The peri-operative course of each patient is unique; however, certain problems and complications are often associated with each specific congenital cardiac condition and should be anticipated in order to ensure optimal anaesthesia management.

References

  1. Lake CL. Pediatric Cardiac Anesthesia. 2nd Ed. Norwalk. Appletton & Lange. 1993: 363.
  2. Kaplan J. Cardiac Anesthesia. 4th Ed. Philadelphia. WB Saunders. 1999: 807.
  3. Stehling L. Commons problems in Pediatric Anesthesia. 2nd Ed. St. Louis. Mosby. 1992: 49.
  4. Mason LJ. Pitfalls and problems in Pediatric Anesthesia. IARS 2002 Review Course Lectures. Supplement to Anesthesia & Analgesia. March 2002: 73.
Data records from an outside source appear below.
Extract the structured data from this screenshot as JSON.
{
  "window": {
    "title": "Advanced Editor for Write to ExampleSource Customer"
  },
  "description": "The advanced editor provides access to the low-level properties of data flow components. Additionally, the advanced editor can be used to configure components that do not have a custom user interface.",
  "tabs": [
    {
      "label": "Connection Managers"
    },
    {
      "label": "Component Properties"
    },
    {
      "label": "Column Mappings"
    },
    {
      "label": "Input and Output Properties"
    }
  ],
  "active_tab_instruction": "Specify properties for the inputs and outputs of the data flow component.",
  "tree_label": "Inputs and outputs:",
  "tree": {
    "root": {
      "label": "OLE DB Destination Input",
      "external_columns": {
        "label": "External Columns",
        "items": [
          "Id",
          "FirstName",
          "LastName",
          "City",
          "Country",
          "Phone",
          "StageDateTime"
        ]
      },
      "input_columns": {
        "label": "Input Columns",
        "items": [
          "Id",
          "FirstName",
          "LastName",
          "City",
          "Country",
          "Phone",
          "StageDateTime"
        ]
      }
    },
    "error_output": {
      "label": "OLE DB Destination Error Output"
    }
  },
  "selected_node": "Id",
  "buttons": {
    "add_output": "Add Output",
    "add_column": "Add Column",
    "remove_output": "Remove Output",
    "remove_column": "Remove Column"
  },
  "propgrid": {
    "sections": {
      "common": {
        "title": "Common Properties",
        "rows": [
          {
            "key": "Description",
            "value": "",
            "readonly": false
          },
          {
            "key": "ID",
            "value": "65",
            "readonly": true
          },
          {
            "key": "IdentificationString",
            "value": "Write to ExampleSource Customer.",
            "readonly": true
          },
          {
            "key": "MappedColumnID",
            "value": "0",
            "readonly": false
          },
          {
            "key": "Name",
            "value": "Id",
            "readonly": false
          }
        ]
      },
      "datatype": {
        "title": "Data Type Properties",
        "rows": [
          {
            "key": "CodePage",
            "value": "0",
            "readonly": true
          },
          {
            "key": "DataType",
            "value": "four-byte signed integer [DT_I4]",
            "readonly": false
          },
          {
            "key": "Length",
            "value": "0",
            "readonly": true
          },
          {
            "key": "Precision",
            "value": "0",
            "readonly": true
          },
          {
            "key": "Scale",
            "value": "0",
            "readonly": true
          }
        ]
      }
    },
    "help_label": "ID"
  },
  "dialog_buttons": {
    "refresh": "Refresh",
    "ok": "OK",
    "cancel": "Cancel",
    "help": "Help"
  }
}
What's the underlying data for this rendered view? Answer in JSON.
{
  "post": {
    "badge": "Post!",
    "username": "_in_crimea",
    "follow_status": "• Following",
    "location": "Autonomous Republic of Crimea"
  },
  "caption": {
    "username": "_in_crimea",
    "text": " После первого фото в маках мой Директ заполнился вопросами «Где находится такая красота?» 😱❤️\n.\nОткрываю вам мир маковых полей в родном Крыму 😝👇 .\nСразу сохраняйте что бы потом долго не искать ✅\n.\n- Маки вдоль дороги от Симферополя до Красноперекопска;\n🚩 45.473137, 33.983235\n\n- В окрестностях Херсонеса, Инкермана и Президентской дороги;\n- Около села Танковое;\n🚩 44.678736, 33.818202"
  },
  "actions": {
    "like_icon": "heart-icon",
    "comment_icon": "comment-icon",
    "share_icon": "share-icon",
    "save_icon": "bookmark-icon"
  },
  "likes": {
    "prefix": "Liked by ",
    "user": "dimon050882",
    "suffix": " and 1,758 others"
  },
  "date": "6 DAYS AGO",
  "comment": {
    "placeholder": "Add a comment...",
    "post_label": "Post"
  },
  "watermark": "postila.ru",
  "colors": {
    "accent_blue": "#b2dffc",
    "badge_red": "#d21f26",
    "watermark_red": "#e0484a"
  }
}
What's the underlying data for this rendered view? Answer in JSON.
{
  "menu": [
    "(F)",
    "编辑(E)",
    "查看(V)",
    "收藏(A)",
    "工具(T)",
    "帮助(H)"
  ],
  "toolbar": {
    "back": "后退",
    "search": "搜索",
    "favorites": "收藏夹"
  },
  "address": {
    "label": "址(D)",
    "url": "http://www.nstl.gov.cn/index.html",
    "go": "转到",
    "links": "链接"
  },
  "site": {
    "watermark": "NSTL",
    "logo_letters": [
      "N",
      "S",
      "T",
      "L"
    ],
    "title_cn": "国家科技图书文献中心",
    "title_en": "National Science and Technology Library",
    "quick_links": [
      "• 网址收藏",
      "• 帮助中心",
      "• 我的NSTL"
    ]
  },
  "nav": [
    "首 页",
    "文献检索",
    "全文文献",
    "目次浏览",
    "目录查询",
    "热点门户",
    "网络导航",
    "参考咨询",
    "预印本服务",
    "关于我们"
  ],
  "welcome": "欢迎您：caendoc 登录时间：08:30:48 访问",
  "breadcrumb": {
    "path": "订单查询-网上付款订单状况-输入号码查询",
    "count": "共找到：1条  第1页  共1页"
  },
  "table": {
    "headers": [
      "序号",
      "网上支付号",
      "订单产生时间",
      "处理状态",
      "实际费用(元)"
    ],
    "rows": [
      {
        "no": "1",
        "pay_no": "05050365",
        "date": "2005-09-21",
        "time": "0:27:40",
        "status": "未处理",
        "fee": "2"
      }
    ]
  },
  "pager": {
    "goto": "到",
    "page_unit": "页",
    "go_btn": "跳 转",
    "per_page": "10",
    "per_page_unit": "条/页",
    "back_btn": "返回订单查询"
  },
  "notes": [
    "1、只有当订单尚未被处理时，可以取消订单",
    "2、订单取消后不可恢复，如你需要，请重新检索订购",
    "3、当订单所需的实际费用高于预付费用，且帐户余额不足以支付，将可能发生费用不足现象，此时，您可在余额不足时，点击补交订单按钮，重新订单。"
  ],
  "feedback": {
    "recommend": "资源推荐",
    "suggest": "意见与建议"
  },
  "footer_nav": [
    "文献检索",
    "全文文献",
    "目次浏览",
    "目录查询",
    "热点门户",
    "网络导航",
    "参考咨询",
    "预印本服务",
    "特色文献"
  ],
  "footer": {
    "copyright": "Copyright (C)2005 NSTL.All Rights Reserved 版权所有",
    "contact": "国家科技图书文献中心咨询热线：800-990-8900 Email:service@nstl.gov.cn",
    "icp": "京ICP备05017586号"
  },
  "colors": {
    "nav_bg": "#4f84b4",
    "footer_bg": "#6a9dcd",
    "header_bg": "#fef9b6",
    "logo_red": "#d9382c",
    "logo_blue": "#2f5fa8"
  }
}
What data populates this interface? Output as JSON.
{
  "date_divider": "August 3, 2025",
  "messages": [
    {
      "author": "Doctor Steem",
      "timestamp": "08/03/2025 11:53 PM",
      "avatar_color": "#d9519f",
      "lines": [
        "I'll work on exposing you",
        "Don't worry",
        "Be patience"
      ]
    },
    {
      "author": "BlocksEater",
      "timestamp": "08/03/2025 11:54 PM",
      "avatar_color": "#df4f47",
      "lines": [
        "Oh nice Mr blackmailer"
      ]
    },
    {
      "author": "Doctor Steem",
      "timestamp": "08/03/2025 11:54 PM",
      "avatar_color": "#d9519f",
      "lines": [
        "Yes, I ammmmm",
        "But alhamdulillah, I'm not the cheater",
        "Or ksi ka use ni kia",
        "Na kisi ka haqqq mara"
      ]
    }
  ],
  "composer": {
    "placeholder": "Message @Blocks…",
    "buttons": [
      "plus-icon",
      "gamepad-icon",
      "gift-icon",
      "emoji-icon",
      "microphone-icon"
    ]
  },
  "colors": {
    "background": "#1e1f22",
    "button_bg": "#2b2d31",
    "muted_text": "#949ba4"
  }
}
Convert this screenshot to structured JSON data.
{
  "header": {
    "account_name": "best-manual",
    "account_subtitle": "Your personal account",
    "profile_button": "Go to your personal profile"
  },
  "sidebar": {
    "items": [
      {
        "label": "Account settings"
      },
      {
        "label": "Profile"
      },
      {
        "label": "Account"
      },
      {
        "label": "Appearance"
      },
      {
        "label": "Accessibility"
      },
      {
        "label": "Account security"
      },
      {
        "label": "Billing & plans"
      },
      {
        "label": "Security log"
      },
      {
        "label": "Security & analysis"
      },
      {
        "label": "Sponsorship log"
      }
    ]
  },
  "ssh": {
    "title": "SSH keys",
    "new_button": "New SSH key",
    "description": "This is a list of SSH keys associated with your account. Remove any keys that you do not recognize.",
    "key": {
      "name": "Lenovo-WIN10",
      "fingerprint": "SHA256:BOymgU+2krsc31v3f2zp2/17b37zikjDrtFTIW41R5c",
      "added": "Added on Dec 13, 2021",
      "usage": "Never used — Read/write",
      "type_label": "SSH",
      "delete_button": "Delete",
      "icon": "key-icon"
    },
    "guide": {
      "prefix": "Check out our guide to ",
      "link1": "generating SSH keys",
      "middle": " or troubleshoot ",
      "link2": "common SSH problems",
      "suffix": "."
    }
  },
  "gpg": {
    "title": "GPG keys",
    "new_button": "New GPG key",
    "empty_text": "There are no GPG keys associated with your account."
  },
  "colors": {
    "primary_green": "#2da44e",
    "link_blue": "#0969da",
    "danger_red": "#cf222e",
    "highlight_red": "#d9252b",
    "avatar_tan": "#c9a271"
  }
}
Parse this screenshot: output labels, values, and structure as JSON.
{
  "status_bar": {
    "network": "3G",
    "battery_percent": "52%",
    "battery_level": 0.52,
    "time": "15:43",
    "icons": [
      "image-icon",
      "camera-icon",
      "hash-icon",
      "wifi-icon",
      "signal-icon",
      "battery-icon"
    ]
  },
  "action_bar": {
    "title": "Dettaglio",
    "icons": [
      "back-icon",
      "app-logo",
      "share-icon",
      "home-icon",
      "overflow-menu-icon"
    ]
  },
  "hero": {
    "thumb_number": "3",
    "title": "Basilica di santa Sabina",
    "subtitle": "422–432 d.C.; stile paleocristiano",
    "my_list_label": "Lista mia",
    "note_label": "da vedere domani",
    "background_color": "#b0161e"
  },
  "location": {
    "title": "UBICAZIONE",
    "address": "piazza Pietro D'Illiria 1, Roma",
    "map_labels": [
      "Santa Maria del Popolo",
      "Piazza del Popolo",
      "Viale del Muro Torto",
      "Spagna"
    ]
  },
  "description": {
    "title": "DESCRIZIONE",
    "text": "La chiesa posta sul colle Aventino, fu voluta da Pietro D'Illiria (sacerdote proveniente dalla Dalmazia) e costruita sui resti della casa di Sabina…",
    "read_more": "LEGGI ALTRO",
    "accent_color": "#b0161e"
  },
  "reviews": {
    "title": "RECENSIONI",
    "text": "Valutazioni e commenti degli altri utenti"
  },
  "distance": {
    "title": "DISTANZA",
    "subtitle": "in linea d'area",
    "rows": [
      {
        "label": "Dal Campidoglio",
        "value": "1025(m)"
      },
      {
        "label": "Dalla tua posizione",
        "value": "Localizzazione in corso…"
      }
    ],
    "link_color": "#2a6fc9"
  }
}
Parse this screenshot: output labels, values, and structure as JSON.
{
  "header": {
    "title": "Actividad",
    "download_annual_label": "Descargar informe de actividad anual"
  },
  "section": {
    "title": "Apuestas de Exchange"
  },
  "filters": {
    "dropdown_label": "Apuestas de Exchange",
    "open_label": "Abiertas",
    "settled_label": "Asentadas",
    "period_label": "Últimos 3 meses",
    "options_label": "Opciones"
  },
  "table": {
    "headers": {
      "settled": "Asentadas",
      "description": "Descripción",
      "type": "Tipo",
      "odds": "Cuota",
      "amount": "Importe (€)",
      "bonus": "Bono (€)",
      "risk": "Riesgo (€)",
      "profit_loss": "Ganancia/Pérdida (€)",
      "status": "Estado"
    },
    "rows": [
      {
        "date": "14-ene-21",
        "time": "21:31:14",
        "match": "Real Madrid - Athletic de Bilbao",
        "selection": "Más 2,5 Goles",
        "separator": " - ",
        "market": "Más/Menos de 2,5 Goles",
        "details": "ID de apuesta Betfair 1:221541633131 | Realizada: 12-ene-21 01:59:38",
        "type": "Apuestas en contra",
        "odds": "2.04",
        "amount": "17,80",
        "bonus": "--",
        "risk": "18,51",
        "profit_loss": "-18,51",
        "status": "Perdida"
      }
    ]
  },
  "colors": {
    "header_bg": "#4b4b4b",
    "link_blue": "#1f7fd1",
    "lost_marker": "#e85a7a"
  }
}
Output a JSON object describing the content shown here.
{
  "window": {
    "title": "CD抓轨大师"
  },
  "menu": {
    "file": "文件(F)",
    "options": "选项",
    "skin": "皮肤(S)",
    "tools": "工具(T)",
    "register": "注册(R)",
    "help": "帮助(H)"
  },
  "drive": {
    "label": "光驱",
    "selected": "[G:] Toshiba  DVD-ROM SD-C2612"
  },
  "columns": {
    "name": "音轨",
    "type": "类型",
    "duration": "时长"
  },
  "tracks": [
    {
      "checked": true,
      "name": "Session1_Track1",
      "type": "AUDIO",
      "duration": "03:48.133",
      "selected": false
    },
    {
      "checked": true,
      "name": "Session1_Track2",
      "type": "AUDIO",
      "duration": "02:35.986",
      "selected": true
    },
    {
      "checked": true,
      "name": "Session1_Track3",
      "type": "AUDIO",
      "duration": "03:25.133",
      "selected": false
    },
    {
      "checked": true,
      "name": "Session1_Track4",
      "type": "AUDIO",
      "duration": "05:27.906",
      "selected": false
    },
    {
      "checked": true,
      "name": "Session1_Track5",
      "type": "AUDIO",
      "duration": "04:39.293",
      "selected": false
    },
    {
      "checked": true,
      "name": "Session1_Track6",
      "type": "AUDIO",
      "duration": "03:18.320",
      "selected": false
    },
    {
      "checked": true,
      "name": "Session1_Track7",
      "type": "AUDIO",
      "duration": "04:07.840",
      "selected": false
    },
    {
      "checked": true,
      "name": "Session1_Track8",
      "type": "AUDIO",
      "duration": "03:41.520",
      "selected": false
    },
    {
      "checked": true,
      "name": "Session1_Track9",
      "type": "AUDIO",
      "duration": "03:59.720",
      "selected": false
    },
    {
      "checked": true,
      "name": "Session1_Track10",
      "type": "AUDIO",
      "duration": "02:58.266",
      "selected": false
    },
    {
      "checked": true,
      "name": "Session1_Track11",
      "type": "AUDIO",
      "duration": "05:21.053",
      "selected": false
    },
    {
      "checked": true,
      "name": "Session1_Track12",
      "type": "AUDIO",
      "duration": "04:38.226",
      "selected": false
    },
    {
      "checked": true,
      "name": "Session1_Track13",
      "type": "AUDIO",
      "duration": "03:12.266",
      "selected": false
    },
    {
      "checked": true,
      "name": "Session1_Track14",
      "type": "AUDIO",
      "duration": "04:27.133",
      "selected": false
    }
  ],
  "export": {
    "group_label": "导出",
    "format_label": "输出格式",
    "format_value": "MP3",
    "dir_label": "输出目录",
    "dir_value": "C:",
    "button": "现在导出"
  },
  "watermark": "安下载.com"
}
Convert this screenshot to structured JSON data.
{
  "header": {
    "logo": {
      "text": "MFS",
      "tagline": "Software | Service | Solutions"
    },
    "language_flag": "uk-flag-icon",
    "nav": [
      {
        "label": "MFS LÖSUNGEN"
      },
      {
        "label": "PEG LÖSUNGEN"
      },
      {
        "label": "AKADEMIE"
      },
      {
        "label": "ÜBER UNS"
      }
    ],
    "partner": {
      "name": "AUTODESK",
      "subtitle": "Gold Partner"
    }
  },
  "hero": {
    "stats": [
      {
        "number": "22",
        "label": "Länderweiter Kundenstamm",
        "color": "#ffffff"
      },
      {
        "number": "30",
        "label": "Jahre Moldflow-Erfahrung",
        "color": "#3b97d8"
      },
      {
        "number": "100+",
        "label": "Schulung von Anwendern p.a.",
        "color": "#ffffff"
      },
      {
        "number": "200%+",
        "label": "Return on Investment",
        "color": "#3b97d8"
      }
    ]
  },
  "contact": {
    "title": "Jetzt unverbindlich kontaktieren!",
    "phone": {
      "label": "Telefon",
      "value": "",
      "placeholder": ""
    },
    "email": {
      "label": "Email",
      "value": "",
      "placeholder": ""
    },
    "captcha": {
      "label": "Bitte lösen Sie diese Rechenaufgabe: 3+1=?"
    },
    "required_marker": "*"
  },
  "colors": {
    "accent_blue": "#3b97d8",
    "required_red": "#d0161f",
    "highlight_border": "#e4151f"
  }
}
  5. Gal TJ. Reactive Airway Disease: Anesthetic perspectives. IARS 2002 Review Course Supplement to Anesthesia & Analgesia. March 2002: 47.
    1. Robinson S, Gregory GA. Fentanyl air oxygen anesthesia for ligation of patent ductus arteriosus in preterm infants. Anesthesia & Analgesia
    2. 1981: 60, 331-34.
  6. Gregory A. G. Pediatric Anesthesia. 4th Ed. New York. Churchill-Livingstone 2002.